Sarawak Chief Minister’s Vast Holdings Revealed


A Swiss NGO says Abdul Taib Mahmud’s holdings span the globe and then some

The two NGOs previously reported that Taib’s children are the shareholders and directors of numerous companies controlling residential and commercial buildings in Canada, Australia, Britain and the United States together worth hundreds of millions of US dollars. Many of the assets came into their possession when they were in their early 20s and were still college students with no visible access to legitimate resources to invest. 

ASIA SENTINEL

The looting of the riches of the Malaysian state of Sarawak has earned the family of Chief Minister Abdul Taib Mahmud billions of US dollars through investment in as many as 400 companies in 25 countries, according to allegations by an NGO that has been stalking him for months.

Research by the Switzerland-based Bruno Manser Fund said official documents show the Taib family stake in 14 Malaysian companies alone is worth US$1.46 billion. The fund has uploaded all of the documents onto the Internet. They can be found here: http://stop-timber-corruption.org/resources.

However, the fund said, its research only covers publicly available information from Malaysia’s Registry of Companies and other official documents and the total of all of the Taib family’s holdings could run well in excess of that amount.

“Not counting their more hidden wealth, this puts the Taib family firmly into the category of one of the richest families in the world and makes them far richer than the Queen of England (whose assets are a mere half billion pounds),” the fund said.

In all, according to the fund, named for a Swiss environmentalist who disappeared in Sarawak in 2000 while trying to aid the Penan tribe, the family also has stakes in companies in Australia (22 companies), Bermuda (1), the British Virgin Islands (7), Brunei Darussalam (1), Cambodia (1), Canada (9), the Cayman Islands (1), Fiji (3), Hong Kong (7), India (2), Indonesia (3), Jersey (1), the Kingdom of Saudi Arabia (1), Labuan (1), New Zealand (5), the People’s Republic of China (2), the Philippines (1), Singapore (2), Sri Lanka (1), Thailand (2), the United Arab Emirates (1), the United Kingdom (4), the United States of America (6) and Vietnam (1).

On May 12, in the wake of previous revelations by the Bruno Manser Fund and another reform NGO, the Sarawak Report, Swiss President Micheline Calmy-Ray announced that she was asking Swiss financial authorities to investigate the chief minister’s assets held in Swiss financial institutions.
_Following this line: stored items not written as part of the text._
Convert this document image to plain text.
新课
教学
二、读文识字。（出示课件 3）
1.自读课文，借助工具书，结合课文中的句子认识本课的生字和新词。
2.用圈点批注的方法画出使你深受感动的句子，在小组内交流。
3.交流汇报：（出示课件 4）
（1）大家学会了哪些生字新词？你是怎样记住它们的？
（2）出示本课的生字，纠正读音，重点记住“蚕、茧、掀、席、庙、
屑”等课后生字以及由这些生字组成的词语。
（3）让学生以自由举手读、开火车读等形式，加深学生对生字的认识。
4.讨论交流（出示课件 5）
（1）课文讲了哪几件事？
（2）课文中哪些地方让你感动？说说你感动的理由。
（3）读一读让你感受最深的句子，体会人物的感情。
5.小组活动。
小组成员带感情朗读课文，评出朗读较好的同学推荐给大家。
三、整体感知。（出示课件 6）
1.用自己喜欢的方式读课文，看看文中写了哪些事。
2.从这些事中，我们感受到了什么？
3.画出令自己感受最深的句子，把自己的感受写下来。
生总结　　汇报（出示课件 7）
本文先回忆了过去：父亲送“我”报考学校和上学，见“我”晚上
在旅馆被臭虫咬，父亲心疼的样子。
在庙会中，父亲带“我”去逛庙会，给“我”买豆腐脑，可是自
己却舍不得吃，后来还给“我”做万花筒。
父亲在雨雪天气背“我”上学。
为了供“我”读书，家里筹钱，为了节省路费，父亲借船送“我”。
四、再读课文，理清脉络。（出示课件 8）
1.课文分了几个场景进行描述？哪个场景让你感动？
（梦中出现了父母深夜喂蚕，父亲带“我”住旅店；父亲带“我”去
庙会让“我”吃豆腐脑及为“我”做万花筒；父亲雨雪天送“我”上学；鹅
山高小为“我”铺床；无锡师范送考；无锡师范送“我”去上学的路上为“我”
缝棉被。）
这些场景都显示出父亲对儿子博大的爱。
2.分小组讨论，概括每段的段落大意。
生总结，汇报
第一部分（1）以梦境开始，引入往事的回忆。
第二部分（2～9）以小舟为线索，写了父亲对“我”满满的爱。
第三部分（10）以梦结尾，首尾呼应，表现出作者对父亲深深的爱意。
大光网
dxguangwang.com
In a letter to the Bruno Manser Fund, Calmy-Ray indicated that if the probe finds evidence of corruption from timber sales, Taib’s Swiss assets could be frozen. There has been no indication of the progress of that probe.

At the time, a Taib spokesman said the funds had been legitimately deposited and that there was no evidence of criminality.

Allegations are that as chief minister, Taib granted timber access permits to a plethora of companies, most of them owned by ethnic Chinese, that have denuded much of the state, Malaysia’s largest, of much of its tropical rainforest. The two NGOs previously reported that Taib’s children are the shareholders and directors of numerous companies controlling residential and commercial buildings in Canada, Australia, Britain and the United States together worth hundreds of millions of US dollars. Many of the assets came into their possession when they were in their early 20s and were still college students with no visible access to legitimate resources to invest.

Although the two NGOs have filed numerous complaints with the Malaysian Anti-Corruption Commission, the anti-graft agency only reluctantly agreed to investigate Taib’s holdings after the Swiss decision. A well-placed source told Asia Sentinel at the time that the MACC had no choice but to do so in the face of an international probe or face embarrassment. But, the source said after the new allegations, “that investigation has gone cold.”